A public outcry followed Hennessey’s elimination, and over a dozen people were charged with his murder. The people of NO had grown angry and scared, however, and in March 1891, a large group of citizens formed a vigilante group. They attacked the prison in which the suspects of the murder were being held, dragged them out onto the street, and lynched them. As a direct response to these rash actions, the Italian Ambassador demanded that the lynch mob themselves be brought to justice, and several Italian-American citizens organizations organized protests. Initially they got cold-shouldered by the American government, but eventually the matter was settled when President Harrison went before Congress to express his disapproval of the conduct of the people of NO, and awarded $25,000 to the families of the lynched men.
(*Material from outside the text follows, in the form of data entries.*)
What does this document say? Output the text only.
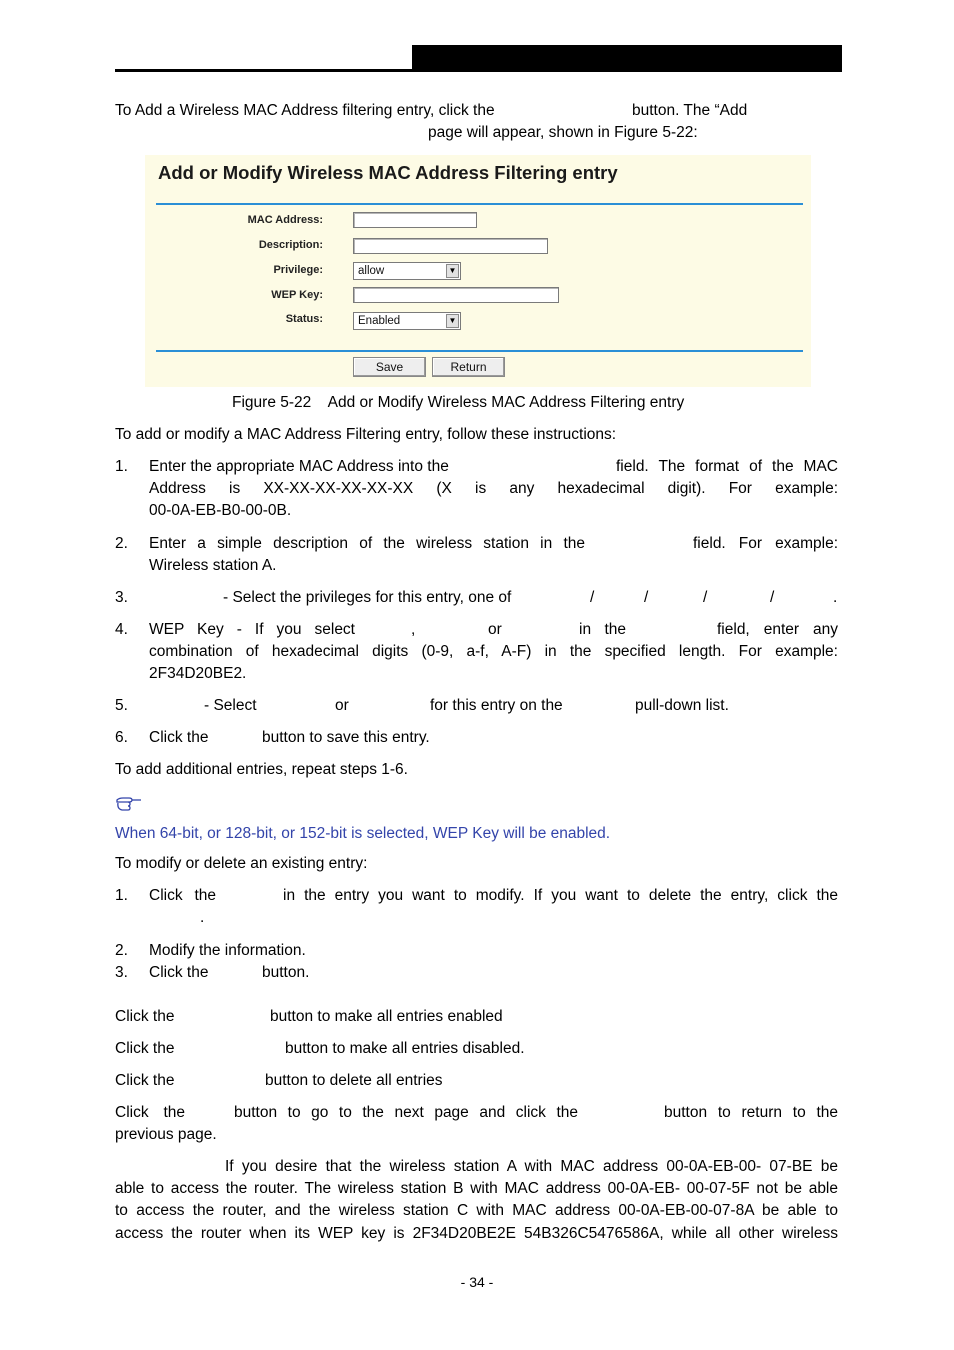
To Add a Wireless MAC Address filtering entry, click the	button. The “Add
page will appear, shown in Figure 5-22:
Add or Modify Wireless MAC Address Filtering entry
MAC Address:
Description:
Privilege:	allow	▼
WEP Key:
Status:	Enabled	▼
Save	Return
Figure 5-22    Add or Modify Wireless MAC Address Filtering entry
To add or modify a MAC Address Filtering entry, follow these instructions:
1. Enter the appropriate MAC Address into the	field. The format of the MAC
Address is XX-XX-XX-XX-XX-XX (X is any hexadecimal digit). For example:
00-0A-EB-B0-00-0B.
2. Enter a simple description of the wireless station in the	field. For example:
Wireless station A.
3.	- Select the privileges for this entry, one of	/	/	/	/	.
4. WEP Key - If you select	,	or	in the	field, enter any
combination of hexadecimal digits (0-9, a-f, A-F) in the specified length. For example:
2F34D20BE2.
5.	- Select	or	for this entry on the	pull-down list.
6. Click the	button to save this entry.
To add additional entries, repeat steps 1-6.
When 64-bit, or 128-bit, or 152-bit is selected, WEP Key will be enabled.
To modify or delete an existing entry:
1. Click the	in the entry you want to modify. If you want to delete the entry, click the
.
2. Modify the information.
3. Click the	button.
Click the	button to make all entries enabled
Click the	button to make all entries disabled.
Click the	button to delete all entries
Click the	button to go to the next page and click the	button to return to the
previous page.
If you desire that the wireless station A with MAC address 00-0A-EB-00- 07-BE be
able to access the router. The wireless station B with MAC address 00-0A-EB- 00-07-5F not be able
to access the router, and the wireless station C with MAC address 00-0A-EB-00-07-8A be able to
access the router when its WEP key is 2F34D20BE2E 54B326C5476586A, while all other wireless
- 34 -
In the overall growth of the Mafia in the US, the NO lynchings did little to deter the Sicilian criminals from setting up new chapters all over the country. By the early 1900s every large city had its own Mafia chapter, most of which concentrated on protection rackets in the vein of the Black Handers. The dons soon expanded their options, however, by creating new rackets in areas such as prostitution, gambling, and, with the dawn of the Prohibition era in the 20s, bootlegging. This time is probably the most legendary in gangster history, with gangsters almost openly declaring their power and wealth. In cities all over the US the Mafia flourished. Al Capone in Chicago and Charles Luciano in New York (among others) amassed millions of dollars by selling alcohol and women and controlling every other aspect of crime imaginable.
Towards the end of this decade the first national crime syndicate came into existence under the guidance of Luciano. Supported by strong arm, Murder, Inc., the syndicate succeeded in bringing all the individual cities under one command. Of course, if a particular boss declined to pay his tribute to the Syndicate, he could be certain to be convinced in very unpleasant ways. Of all the bosses that served as Directors of the Board of the Syndicate, only Meyer Lansky would remain in criminal life in the US after World War II. All the others had either been successfully prosecuted and locked up, or murdered by rivals.
By this time the Mafia’s control spanned across almost all areas of business, and perhaps life, in America. Not only did the bosses control the criminal rackets, they also ventured out into legitimate businesses, partially to make more money, but mostly to launder the illegal millions coming in from their rackets. Benny Siegel had been the first to build a super-casino in Las Vegas, but was murdered before it became profitable. Within ten years of his death, however, Las Vegas had become the prime spot for gangster investments, with enormous amounts of cash flowing in from skimming the casinos.
The Mafia has since long had vast influence in the field of labor unions. This serves a number of purposes: it extends their control over legitimate businesses, it provides the opportunity to obtain and invest large amounts of money ‘legally’, and it increases the influence the Mafia boss has in political life. Jimmy Hoffa, former Teamsters union president, was probably the most famous corrupt union leader until he mysteriously disappeared in 1975.
The Mafia in the 90s is an undercover organization that continues to grow in undercover power since its big drop in the late 80s. Luciano and his “associates” remain firmly in control over the larger part of organized crime in the United States. Other parts of the world have experienced an increase in organized criminal activity. The most publicized is due to the Colombian drug cartels in the 70’s.